Cuando yo tocaba en Lamatumbá, en el año 2006 el grupo comenzó a tener su ritmo de trabajo más alto en Galicia, de manera que nos pasamos aquel verano recorriendo el país entero sin parar. Viajamos muchísimo. Por arriba, por abajo, por la costa y tierra adentro. Aquel año lo vimos todo… Nuestra furgoneta atravesó desiertos negros recién calcinados; hubo noches en que desde el escenario veíamos desolados las luces gigantes del monte ardiendo frente a nosotros; y hubo incluso no pocas fechas que tuvieron que ser canceladas en el mismo día, porque el fuego era tan intenso y cercano que incluso ponía en peligro la seguridad de la plaza del pueblo… Cuento esto porque hoy han pasado diez años ya desde aquel verano atroz y, extrañamente, la situación sigue siendo igual, o incluso peor. No doy crédito… A lo largo de este tiempo he escuchado todo tipo de explicaciones, y las he escuchado en foros de todo tipo, como barras de bar, paradas de autobús, salas de espera… En todos, menos en los que deberían haberse dado. Y he escuchado con asombro el más completo catálogo de teorías: que si son los de la celulosa, que si son los constructores, que si son los eucaliptos, que si son los brigadistas… O, incluso, algo mucho más terrible y triste: qué son los propios vecinos. “Porque é así, o monte ten que arder, rapaz!”. No lo sé, yo no quiero entrar en estas discusiones de barra de bar. No quiero hacerlo, no, porque antes de que lo haga yo, sin el criterio ni los argumentos necesarios, considero que deberían hacerlo las autoridades pertinentes, que también están para eso. Es su deber.
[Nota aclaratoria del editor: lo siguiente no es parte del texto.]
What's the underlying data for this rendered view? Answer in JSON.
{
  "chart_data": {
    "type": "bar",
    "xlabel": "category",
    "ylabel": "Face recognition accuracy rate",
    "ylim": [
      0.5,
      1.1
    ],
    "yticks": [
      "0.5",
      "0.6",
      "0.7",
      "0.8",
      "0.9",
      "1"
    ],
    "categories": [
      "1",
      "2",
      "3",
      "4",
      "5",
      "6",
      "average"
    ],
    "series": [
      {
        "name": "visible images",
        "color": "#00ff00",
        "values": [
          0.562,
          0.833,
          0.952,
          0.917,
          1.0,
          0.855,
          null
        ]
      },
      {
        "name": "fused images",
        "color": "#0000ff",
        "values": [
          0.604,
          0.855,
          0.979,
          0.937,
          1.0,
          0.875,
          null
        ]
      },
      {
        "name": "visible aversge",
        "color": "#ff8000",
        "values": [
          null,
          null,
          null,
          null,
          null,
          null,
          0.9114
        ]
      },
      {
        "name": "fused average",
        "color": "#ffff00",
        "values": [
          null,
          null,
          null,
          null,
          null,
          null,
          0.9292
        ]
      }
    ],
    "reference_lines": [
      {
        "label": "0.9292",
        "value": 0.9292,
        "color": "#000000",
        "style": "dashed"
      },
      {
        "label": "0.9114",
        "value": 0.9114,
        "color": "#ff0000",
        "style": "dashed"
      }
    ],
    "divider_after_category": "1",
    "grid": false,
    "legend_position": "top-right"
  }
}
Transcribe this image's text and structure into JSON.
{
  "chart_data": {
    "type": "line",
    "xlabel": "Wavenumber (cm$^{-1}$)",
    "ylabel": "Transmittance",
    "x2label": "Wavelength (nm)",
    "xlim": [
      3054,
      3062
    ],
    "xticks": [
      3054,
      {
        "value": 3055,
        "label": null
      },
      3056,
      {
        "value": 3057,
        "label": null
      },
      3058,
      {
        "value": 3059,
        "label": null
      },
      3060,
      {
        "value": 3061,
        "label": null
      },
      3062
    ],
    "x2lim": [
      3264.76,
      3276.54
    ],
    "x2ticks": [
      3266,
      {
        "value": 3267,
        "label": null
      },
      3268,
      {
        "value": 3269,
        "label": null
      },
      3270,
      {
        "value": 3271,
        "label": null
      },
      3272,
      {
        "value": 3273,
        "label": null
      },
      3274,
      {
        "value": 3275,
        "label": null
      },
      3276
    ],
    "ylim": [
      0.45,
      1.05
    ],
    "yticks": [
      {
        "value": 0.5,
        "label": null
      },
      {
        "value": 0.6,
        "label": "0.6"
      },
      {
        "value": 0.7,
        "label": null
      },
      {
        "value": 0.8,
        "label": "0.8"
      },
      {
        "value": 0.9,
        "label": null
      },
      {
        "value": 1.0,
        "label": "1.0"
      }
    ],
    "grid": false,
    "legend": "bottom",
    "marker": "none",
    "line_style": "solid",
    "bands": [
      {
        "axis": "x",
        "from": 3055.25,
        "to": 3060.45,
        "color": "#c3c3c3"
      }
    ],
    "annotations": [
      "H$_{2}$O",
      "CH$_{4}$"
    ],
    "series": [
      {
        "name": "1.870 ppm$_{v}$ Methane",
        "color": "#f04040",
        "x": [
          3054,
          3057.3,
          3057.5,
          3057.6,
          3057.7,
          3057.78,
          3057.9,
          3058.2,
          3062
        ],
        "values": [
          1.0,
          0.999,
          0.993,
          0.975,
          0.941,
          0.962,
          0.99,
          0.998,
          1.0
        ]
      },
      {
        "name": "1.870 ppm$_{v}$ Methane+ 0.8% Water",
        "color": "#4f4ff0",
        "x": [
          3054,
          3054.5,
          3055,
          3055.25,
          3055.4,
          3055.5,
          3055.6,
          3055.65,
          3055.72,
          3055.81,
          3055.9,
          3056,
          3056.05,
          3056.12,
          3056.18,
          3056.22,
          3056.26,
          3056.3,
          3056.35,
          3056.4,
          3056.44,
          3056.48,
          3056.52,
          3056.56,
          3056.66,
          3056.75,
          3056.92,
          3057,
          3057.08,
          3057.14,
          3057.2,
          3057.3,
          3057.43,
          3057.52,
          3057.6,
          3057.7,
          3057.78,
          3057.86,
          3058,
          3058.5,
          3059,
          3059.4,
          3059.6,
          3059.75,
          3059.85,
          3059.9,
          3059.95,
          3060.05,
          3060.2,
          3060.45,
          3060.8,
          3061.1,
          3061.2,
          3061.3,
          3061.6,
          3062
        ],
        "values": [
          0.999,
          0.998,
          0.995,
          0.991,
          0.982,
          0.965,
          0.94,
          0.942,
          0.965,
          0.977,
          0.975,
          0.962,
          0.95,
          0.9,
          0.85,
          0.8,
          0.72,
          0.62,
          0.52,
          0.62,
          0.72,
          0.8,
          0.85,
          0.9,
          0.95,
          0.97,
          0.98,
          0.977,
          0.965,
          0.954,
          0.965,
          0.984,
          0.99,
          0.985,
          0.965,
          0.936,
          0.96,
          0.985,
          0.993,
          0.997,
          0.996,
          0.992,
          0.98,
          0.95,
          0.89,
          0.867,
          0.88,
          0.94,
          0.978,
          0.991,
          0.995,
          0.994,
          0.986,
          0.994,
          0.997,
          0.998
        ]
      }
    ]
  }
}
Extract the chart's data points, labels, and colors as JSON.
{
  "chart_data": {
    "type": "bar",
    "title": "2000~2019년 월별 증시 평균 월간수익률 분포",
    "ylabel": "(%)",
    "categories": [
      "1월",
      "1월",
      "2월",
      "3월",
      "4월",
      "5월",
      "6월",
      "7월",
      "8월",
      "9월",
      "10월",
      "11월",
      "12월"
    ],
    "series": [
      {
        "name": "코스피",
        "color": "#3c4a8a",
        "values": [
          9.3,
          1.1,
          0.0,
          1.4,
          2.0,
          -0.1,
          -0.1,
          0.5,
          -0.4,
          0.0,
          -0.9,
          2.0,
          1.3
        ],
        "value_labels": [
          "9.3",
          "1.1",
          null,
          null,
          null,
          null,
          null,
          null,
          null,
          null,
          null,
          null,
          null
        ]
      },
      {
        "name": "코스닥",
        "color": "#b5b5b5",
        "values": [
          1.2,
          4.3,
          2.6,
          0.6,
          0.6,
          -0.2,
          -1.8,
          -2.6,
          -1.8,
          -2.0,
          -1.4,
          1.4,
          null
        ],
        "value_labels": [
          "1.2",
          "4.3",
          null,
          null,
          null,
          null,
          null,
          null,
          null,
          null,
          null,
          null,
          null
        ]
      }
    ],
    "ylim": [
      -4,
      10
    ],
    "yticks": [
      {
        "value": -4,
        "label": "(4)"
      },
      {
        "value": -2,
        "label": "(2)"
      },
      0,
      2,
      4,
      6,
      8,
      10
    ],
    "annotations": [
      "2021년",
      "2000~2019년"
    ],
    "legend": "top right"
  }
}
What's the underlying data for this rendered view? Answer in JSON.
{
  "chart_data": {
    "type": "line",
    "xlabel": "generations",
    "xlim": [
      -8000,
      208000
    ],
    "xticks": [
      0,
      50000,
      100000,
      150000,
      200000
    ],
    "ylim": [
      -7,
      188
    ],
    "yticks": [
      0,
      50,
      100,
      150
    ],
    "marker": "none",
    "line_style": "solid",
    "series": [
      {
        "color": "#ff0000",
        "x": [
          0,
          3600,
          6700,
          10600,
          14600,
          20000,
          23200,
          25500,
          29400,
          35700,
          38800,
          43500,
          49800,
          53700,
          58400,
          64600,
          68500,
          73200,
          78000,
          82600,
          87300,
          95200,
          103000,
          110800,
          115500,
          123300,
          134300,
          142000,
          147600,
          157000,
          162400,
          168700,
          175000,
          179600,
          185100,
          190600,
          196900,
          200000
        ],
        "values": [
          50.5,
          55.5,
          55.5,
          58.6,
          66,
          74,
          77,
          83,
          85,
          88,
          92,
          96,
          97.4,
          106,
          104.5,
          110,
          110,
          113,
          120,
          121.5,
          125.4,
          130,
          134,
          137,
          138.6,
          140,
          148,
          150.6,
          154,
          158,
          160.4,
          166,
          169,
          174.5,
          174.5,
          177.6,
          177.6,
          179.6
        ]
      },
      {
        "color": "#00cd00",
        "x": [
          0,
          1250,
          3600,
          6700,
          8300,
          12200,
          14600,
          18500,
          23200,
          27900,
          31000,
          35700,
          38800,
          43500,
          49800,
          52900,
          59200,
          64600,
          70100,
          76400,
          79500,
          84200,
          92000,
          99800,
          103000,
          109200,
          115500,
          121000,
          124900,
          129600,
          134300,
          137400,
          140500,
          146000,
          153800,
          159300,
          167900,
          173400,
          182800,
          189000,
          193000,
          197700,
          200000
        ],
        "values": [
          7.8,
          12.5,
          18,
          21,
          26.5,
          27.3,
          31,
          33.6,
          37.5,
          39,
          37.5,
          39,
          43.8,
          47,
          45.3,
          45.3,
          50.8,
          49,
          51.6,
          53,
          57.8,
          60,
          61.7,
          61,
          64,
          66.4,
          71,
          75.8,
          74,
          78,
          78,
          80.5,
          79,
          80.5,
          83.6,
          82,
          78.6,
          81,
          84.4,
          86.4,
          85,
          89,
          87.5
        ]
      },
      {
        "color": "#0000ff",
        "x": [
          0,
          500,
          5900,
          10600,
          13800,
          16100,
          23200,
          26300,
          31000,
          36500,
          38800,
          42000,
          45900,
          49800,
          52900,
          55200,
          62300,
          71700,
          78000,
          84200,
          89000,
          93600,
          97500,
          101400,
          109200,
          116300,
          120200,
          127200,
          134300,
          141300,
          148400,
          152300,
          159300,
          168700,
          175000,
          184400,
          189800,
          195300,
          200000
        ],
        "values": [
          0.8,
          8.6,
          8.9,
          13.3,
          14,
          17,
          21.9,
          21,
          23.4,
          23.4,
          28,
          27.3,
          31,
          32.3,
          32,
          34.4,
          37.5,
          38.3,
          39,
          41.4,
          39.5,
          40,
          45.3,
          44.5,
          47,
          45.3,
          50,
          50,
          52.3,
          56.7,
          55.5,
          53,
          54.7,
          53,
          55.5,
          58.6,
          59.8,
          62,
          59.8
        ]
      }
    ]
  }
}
Así pues, señor Feijoo, comparezca usted de una puta vez. O, de no hacerlo, ponga de consejero a Spiderman, porque por lo menos él sí tiene claro aquello de que “un gran poder conlleva una gran responsabilidad”. Pero haga algo, hostia, haga algo, y hágalo ya. Porque si no, al final, será como en la coplilla aquella, que “entre todos la mataron, y ella sola se murió”.